Abstract
Background
Our aim was to demonstrate that, despite advances in treatment and surveillance of node-positive cutaneous melanoma, rates of overall survival (OS) and melanoma-specific survival (MSS) have not changed over the last two decades.
Methods
We used the Surveillance, Epidemiology, and End Results (SEER) database of the National Cancer Institute to identify patients with node-positive cutaneous melanoma. Patients were categorized by treatment era; the first era encompassed patients diagnosed from 1988 to 1999 and the second era 2000 to 2006. Multivariate Cox proportional hazards models compared rates of OS and MSS between treatment eras while controlling for known prognostic factors. We reported risks of death as hazard ratios (HR) with 95% confidence intervals (CI) and set significance at P ≤ 0.05.
Results
Entrance criteria were met by 6,868 patients, 1,631 (23.8%) treated in era I and 5,237 (76.3%) treated in era II. On multivariate analysis, era II patients did not demonstrate a significantly different risk of death from any cause (HR 0.89, CI 0.79–1.01; P < 0.08), but they did have a lower risk of melanoma-specific mortality (HR 0.81, CI 0.71–0.93; P = 0.003) relative to their era I counterparts.
Conclusions
Over nearly two decades, MSS but not OS has improved for AJCC stage III melanoma patients. Stage migration is likely responsible for any improvement in MSS among patients in the most recently diagnosed era.
Introduction
Lymph node status remains the dominant prognostic factor for cutaneous melanoma. Current American Joint Committee on Cancer (AJCC)/International Union against Cancer (UICC) staging reflects the heterogeneous nature of lymph node positive melanoma. Patients are categorized according to the number and volume of lymph nodes involved as stage IIIA, IIIB, or IIIC. While the average 5-year overall survival (OS) rate for stage III melanoma patients is approximately 45%, the survival rates for IIIA, IIIB, and IIIC disease are 67, 53, and 26%, respectively [1]. These survival rates are quite dramatic in comparison to those experienced by patients without lymph node metastases. Patients with localized AJCC stage I and II melanoma have 10-year survival rates approximating 85 and 55%, respectively [1].

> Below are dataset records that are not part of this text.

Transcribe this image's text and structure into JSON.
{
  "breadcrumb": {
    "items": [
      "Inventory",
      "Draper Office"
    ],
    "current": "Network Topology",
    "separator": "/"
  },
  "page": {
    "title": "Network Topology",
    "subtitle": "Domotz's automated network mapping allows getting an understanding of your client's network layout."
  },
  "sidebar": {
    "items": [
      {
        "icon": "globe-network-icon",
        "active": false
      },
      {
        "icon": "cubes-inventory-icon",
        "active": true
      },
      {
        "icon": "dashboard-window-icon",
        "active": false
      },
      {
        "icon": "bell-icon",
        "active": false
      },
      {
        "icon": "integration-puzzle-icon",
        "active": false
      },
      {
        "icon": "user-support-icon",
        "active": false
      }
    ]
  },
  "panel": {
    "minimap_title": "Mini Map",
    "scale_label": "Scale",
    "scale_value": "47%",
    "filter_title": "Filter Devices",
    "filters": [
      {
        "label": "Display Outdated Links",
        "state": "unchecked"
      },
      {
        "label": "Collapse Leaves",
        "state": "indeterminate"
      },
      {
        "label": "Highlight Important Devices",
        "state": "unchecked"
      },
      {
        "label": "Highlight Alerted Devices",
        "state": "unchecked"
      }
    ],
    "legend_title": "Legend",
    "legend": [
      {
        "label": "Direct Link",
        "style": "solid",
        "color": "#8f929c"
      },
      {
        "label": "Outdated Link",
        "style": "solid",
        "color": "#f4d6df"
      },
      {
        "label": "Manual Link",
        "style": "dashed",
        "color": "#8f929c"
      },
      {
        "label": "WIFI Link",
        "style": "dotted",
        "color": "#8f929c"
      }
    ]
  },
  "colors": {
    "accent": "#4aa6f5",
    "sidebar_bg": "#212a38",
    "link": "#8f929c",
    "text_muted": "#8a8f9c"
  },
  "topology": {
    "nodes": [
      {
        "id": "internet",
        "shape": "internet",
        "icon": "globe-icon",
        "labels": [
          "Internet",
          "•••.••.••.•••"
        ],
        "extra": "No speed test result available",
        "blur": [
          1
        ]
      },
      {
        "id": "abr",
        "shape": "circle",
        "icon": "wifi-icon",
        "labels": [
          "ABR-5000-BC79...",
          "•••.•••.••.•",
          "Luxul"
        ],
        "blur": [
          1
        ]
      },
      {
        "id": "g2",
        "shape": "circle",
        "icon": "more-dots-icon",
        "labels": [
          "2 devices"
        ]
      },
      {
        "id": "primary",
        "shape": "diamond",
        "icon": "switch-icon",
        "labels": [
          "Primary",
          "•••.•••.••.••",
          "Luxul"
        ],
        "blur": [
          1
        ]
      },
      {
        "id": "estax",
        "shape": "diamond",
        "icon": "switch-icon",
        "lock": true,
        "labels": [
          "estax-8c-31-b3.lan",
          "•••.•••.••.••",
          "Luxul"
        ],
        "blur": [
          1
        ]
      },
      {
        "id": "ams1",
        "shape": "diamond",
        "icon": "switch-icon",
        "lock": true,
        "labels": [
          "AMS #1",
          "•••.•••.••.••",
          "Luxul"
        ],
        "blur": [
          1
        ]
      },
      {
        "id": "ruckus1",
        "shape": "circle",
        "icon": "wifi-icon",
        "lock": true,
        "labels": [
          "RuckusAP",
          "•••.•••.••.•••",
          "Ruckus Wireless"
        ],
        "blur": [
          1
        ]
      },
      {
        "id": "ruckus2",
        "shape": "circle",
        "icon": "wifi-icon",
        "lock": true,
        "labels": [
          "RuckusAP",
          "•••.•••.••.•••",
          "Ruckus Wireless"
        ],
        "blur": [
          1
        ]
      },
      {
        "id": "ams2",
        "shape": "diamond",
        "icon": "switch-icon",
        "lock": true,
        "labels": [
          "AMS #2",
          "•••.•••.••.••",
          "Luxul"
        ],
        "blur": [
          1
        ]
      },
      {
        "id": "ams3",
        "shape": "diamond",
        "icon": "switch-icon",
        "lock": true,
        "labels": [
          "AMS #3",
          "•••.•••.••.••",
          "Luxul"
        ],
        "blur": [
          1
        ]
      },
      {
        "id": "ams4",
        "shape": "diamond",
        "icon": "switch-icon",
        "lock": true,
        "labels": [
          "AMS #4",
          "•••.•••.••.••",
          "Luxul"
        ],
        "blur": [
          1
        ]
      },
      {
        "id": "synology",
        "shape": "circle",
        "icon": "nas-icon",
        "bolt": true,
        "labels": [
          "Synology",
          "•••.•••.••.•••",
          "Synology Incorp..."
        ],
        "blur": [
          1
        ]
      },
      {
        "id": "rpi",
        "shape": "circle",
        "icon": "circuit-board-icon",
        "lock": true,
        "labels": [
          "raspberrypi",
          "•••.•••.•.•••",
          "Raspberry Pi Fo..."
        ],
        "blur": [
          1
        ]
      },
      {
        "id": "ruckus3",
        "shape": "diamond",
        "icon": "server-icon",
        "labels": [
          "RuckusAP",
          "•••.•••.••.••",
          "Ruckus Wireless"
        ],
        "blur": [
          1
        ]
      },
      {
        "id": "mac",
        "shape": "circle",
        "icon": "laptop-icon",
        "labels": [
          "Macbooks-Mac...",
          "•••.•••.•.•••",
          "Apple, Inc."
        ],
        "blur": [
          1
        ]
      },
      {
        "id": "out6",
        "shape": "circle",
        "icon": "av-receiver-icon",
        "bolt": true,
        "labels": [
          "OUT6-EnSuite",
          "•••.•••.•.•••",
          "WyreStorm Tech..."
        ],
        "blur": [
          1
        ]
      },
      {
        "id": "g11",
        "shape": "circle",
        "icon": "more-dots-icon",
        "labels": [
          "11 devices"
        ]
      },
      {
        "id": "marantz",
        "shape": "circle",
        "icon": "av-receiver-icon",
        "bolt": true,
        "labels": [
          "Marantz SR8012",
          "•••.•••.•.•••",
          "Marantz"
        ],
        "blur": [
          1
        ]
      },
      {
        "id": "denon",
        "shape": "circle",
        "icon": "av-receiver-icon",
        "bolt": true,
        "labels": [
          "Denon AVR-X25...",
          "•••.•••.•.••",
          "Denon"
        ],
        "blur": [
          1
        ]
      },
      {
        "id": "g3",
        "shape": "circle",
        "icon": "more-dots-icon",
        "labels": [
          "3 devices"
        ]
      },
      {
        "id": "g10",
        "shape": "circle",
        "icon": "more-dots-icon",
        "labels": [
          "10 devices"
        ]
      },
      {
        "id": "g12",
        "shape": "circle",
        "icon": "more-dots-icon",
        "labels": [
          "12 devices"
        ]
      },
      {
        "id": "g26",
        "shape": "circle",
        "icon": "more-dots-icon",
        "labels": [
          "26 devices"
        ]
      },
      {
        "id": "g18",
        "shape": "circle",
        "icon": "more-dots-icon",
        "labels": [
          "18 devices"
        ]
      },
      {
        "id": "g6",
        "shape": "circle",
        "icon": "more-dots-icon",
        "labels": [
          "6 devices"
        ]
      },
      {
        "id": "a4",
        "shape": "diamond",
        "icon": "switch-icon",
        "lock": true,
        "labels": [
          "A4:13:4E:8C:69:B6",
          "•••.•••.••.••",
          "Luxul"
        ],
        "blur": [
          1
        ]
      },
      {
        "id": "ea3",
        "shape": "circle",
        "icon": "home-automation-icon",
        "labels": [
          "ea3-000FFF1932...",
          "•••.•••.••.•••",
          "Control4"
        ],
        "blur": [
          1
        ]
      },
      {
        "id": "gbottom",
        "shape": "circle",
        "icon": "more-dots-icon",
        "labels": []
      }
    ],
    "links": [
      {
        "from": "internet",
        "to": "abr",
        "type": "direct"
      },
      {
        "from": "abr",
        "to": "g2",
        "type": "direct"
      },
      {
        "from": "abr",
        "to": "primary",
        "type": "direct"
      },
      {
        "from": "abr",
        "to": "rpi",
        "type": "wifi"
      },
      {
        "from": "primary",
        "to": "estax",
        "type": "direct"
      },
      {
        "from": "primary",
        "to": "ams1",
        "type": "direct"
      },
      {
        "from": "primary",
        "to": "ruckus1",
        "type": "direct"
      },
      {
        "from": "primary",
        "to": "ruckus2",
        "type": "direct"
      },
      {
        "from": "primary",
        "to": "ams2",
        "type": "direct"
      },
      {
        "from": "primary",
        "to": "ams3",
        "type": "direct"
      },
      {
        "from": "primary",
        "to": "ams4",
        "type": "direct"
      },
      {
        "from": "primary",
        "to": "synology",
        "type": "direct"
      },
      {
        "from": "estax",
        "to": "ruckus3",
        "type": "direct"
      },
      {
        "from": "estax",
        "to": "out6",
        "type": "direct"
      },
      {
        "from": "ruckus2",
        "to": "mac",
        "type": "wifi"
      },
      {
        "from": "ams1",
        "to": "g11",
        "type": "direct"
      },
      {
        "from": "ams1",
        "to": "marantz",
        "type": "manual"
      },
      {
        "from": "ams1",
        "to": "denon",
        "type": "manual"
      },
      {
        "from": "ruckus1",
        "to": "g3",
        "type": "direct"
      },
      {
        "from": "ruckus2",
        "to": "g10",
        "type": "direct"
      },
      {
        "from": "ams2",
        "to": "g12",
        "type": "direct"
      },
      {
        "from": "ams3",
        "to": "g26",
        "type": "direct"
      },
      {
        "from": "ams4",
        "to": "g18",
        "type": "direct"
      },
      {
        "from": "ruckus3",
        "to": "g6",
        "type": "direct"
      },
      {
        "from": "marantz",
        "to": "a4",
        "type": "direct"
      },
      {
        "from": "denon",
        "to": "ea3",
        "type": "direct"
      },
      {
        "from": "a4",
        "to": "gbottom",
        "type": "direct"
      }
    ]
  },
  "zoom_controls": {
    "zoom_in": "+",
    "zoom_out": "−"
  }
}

The chasm between survival rates in patients with localized and regionally metastatic disease has, over the last two decades, motivated the development of new approaches for the management of patients with lymph node metastases. Advances in the fields of medical oncology, surgery, radiology, and radiation oncology have been well documented, many with influence on OS and melanoma-specific survival (MSS). Nonspecific immunotherapy has demonstrated significant improvement in recurrence-free survival with the administration of high-dose interferon α-2b (IFN α-2b) in stage III melanoma patients [2–6]. Although OS was not the primary study endpoint, OS benefits were seen with IFN α-2b[2–6]. Surgical management of stage III melanoma has included the use of therapeutic lymph node dissection, elective lymph node dissection, and, most recently, lymphatic mapping/sentinel lymph node biopsy (LM/SNB) with or without completion lymph node dissection, as indicated by the pathologic status of the sentinel node [7–9]. Improved patient outcomes resulting from advances in disease staging attributed to imaging technology such as computed tomography (CT), magnetic resonance imaging (MRI), and positron emission tomography (PET) are admittedly limited. Studies investigating the contribution of CT and MRI indicate that approximately 7% of asymptomatic patients are diagnosed with unsuspected disease that went undetected in previous imaging studies [10–12]. At the time of diagnosis, the majority of patients with AJCC stage III melanoma will not demonstrate evidence of advanced disease on imaging studies [13, 14]. Finally, the development of conformal techniques of radiation delivery has decreased the morbidity of external beam radiotherapy, and in select clinical situations, application of radiation therapy in addition to surgery decreases local recurrence rates and may improve MSS [15–20]. Despite these advances, lymph node metastases continue to portend a poor prognosis.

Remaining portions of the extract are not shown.